Why is .gov only for US government agencies?

Joe Greco jgreco at ns.sol.net
Sun Oct 19 12:12:59 UTC 2014


> Wondering if some of the long-time list members
> can shed some light on the question--why is the
> .gov top level domain only for use by US
> government agencies?  Where do other world
> powers put their government agency domains?
> 
> With the exception of the cctlds, shouldn't the
> top-level gtlds be generically open to anyone
> regardless of borders?
> 
> Would love to get any info about the history
> of the decision to make it US-only.

In part due to RFC1480.  At one point, everything here in the US was 
set to transition away from the US- and TLD-centric models.  It is
now only a fuzzy memory, but at one point commercial entities could
not just register a random .NET or .ORG domain name ...  which would
have resulted in a nicer-looking Internet domain system today.

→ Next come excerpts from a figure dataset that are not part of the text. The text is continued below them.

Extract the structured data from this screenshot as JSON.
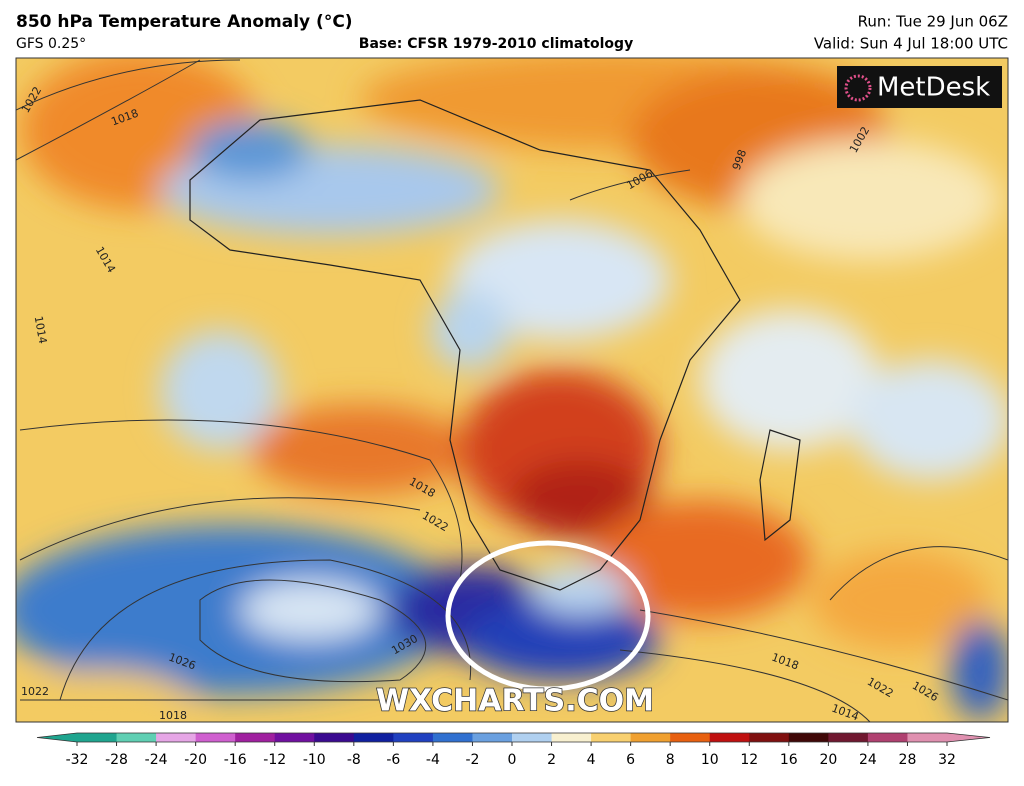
{
  "header": {
    "title": "850 hPa Temperature Anomaly (°C)",
    "model": "GFS 0.25°",
    "base": "Base: CFSR 1979-2010 climatology",
    "run": "Run: Tue 29 Jun 06Z",
    "valid": "Valid: Sun 4 Jul 18:00 UTC"
  },
  "map": {
    "logo": "MetDesk",
    "watermark": "WXCHARTS.COM",
    "isobar_labels": [
      1022,
      1018,
      1014,
      1014,
      1006,
      998,
      1002,
      1018,
      1022,
      1030,
      1026,
      1022,
      1018,
      1018,
      1022,
      1026,
      1014
    ]
  },
  "colorbar": {
    "ticks": [
      -32,
      -28,
      -24,
      -20,
      -16,
      -12,
      -10,
      -8,
      -6,
      -4,
      -2,
      0,
      2,
      4,
      6,
      8,
      10,
      12,
      16,
      20,
      24,
      28,
      32
    ],
    "colors": [
      "#1fa58f",
      "#5fcfb3",
      "#e6a6e6",
      "#cf5fcf",
      "#a020a0",
      "#7010a0",
      "#3a0a90",
      "#1020a0",
      "#2040c0",
      "#3070d0",
      "#6aa0e0",
      "#b0d0f0",
      "#f8f0d0",
      "#f8d070",
      "#f0a030",
      "#e86010",
      "#c01010",
      "#801010",
      "#400808",
      "#701830",
      "#b04070",
      "#e090b0"
    ]
  }
}
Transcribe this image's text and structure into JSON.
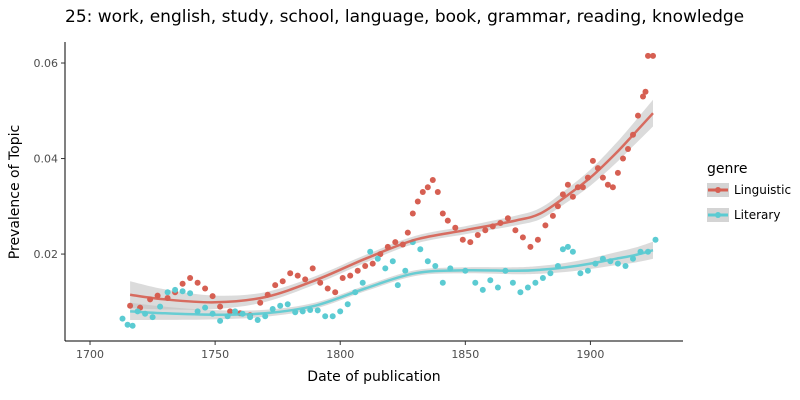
{
  "chart_data": {
    "type": "scatter",
    "title": "25: work, english, study, school, language, book, grammar, reading, knowledge",
    "xlabel": "Date of publication",
    "ylabel": "Prevalence of Topic",
    "xlim": [
      1690,
      1937
    ],
    "ylim": [
      0.0018,
      0.0644
    ],
    "xticks": [
      1700,
      1750,
      1800,
      1850,
      1900
    ],
    "xtick_labels": [
      "1700",
      "1750",
      "1800",
      "1850",
      "1900"
    ],
    "yticks": [
      0.02,
      0.04,
      0.06
    ],
    "ytick_labels": [
      "0.02",
      "0.04",
      "0.06"
    ],
    "grid": false,
    "legend": {
      "title": "genre",
      "placement": "right"
    },
    "series": [
      {
        "name": "Linguistic",
        "color": "#d65f52",
        "points": [
          [
            1716,
            0.0092
          ],
          [
            1720,
            0.0088
          ],
          [
            1724,
            0.0105
          ],
          [
            1727,
            0.0113
          ],
          [
            1731,
            0.0108
          ],
          [
            1734,
            0.012
          ],
          [
            1737,
            0.0138
          ],
          [
            1740,
            0.015
          ],
          [
            1743,
            0.014
          ],
          [
            1746,
            0.0128
          ],
          [
            1749,
            0.0112
          ],
          [
            1752,
            0.009
          ],
          [
            1756,
            0.008
          ],
          [
            1760,
            0.0076
          ],
          [
            1764,
            0.0072
          ],
          [
            1768,
            0.0098
          ],
          [
            1771,
            0.0115
          ],
          [
            1774,
            0.0135
          ],
          [
            1777,
            0.0143
          ],
          [
            1780,
            0.016
          ],
          [
            1783,
            0.0155
          ],
          [
            1786,
            0.0147
          ],
          [
            1789,
            0.017
          ],
          [
            1792,
            0.014
          ],
          [
            1795,
            0.0128
          ],
          [
            1798,
            0.012
          ],
          [
            1801,
            0.015
          ],
          [
            1804,
            0.0155
          ],
          [
            1807,
            0.0165
          ],
          [
            1810,
            0.0175
          ],
          [
            1813,
            0.018
          ],
          [
            1816,
            0.02
          ],
          [
            1819,
            0.0215
          ],
          [
            1822,
            0.0225
          ],
          [
            1825,
            0.022
          ],
          [
            1827,
            0.0245
          ],
          [
            1829,
            0.0285
          ],
          [
            1831,
            0.031
          ],
          [
            1833,
            0.033
          ],
          [
            1835,
            0.034
          ],
          [
            1837,
            0.0355
          ],
          [
            1839,
            0.033
          ],
          [
            1841,
            0.0285
          ],
          [
            1843,
            0.027
          ],
          [
            1846,
            0.0255
          ],
          [
            1849,
            0.023
          ],
          [
            1852,
            0.0225
          ],
          [
            1855,
            0.024
          ],
          [
            1858,
            0.025
          ],
          [
            1861,
            0.0258
          ],
          [
            1864,
            0.0265
          ],
          [
            1867,
            0.0275
          ],
          [
            1870,
            0.025
          ],
          [
            1873,
            0.0235
          ],
          [
            1876,
            0.0215
          ],
          [
            1879,
            0.023
          ],
          [
            1882,
            0.026
          ],
          [
            1885,
            0.028
          ],
          [
            1887,
            0.03
          ],
          [
            1889,
            0.0325
          ],
          [
            1891,
            0.0345
          ],
          [
            1893,
            0.032
          ],
          [
            1895,
            0.034
          ],
          [
            1897,
            0.034
          ],
          [
            1899,
            0.036
          ],
          [
            1901,
            0.0395
          ],
          [
            1903,
            0.038
          ],
          [
            1905,
            0.036
          ],
          [
            1907,
            0.0345
          ],
          [
            1909,
            0.034
          ],
          [
            1911,
            0.037
          ],
          [
            1913,
            0.04
          ],
          [
            1915,
            0.042
          ],
          [
            1917,
            0.045
          ],
          [
            1919,
            0.049
          ],
          [
            1921,
            0.053
          ],
          [
            1922,
            0.054
          ],
          [
            1923,
            0.0615
          ],
          [
            1925,
            0.0615
          ]
        ],
        "trend": [
          [
            1716,
            0.0115
          ],
          [
            1730,
            0.0105
          ],
          [
            1750,
            0.0099
          ],
          [
            1770,
            0.011
          ],
          [
            1790,
            0.0145
          ],
          [
            1810,
            0.019
          ],
          [
            1830,
            0.023
          ],
          [
            1850,
            0.025
          ],
          [
            1870,
            0.027
          ],
          [
            1880,
            0.0285
          ],
          [
            1890,
            0.032
          ],
          [
            1900,
            0.036
          ],
          [
            1910,
            0.041
          ],
          [
            1918,
            0.0455
          ],
          [
            1925,
            0.0495
          ]
        ]
      },
      {
        "name": "Literary",
        "color": "#5bcbd2",
        "points": [
          [
            1713,
            0.0065
          ],
          [
            1715,
            0.0052
          ],
          [
            1717,
            0.005
          ],
          [
            1719,
            0.008
          ],
          [
            1722,
            0.0075
          ],
          [
            1725,
            0.0068
          ],
          [
            1728,
            0.009
          ],
          [
            1731,
            0.012
          ],
          [
            1734,
            0.0125
          ],
          [
            1737,
            0.0122
          ],
          [
            1740,
            0.0118
          ],
          [
            1743,
            0.008
          ],
          [
            1746,
            0.0088
          ],
          [
            1749,
            0.0075
          ],
          [
            1752,
            0.006
          ],
          [
            1755,
            0.007
          ],
          [
            1758,
            0.008
          ],
          [
            1761,
            0.0075
          ],
          [
            1764,
            0.0068
          ],
          [
            1767,
            0.0062
          ],
          [
            1770,
            0.007
          ],
          [
            1773,
            0.0085
          ],
          [
            1776,
            0.0092
          ],
          [
            1779,
            0.0095
          ],
          [
            1782,
            0.0078
          ],
          [
            1785,
            0.008
          ],
          [
            1788,
            0.0083
          ],
          [
            1791,
            0.0082
          ],
          [
            1794,
            0.007
          ],
          [
            1797,
            0.007
          ],
          [
            1800,
            0.008
          ],
          [
            1803,
            0.0095
          ],
          [
            1806,
            0.012
          ],
          [
            1809,
            0.014
          ],
          [
            1812,
            0.0205
          ],
          [
            1815,
            0.019
          ],
          [
            1818,
            0.017
          ],
          [
            1821,
            0.0185
          ],
          [
            1823,
            0.0135
          ],
          [
            1826,
            0.0165
          ],
          [
            1829,
            0.0225
          ],
          [
            1832,
            0.021
          ],
          [
            1835,
            0.0185
          ],
          [
            1838,
            0.0175
          ],
          [
            1841,
            0.014
          ],
          [
            1844,
            0.017
          ],
          [
            1850,
            0.0165
          ],
          [
            1854,
            0.014
          ],
          [
            1857,
            0.0125
          ],
          [
            1860,
            0.0145
          ],
          [
            1863,
            0.013
          ],
          [
            1866,
            0.0165
          ],
          [
            1869,
            0.014
          ],
          [
            1872,
            0.012
          ],
          [
            1875,
            0.013
          ],
          [
            1878,
            0.014
          ],
          [
            1881,
            0.015
          ],
          [
            1884,
            0.016
          ],
          [
            1887,
            0.0175
          ],
          [
            1889,
            0.021
          ],
          [
            1891,
            0.0215
          ],
          [
            1893,
            0.0205
          ],
          [
            1896,
            0.016
          ],
          [
            1899,
            0.0165
          ],
          [
            1902,
            0.018
          ],
          [
            1905,
            0.019
          ],
          [
            1908,
            0.0185
          ],
          [
            1911,
            0.018
          ],
          [
            1914,
            0.0175
          ],
          [
            1917,
            0.019
          ],
          [
            1920,
            0.0205
          ],
          [
            1923,
            0.0205
          ],
          [
            1926,
            0.023
          ]
        ],
        "trend": [
          [
            1716,
            0.008
          ],
          [
            1730,
            0.0076
          ],
          [
            1750,
            0.0073
          ],
          [
            1770,
            0.0076
          ],
          [
            1790,
            0.0092
          ],
          [
            1810,
            0.0128
          ],
          [
            1830,
            0.016
          ],
          [
            1850,
            0.0166
          ],
          [
            1870,
            0.0165
          ],
          [
            1880,
            0.0167
          ],
          [
            1890,
            0.0172
          ],
          [
            1900,
            0.018
          ],
          [
            1910,
            0.019
          ],
          [
            1918,
            0.0198
          ],
          [
            1925,
            0.0208
          ]
        ]
      }
    ]
  }
}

But to make a long story short, and my memory's perhaps a bit rusty
now, but my recollection is that shorter URL's looked nicer and there
was significant money to be had running the registry, so there was 
some heavy lobbying against retiring .GOV in favor of .FED.US (and 
other .US locality domains).

... JG
-- 
Joe Greco - sol.net Network Services - Milwaukee, WI - http://www.sol.net
"We call it the 'one bite at the apple' rule. Give me one chance [and] then I
won't contact you again." - Direct Marketing Ass'n position on e-mail spam(CNN)
With 24 million small businesses in the US alone, that's way too many apples.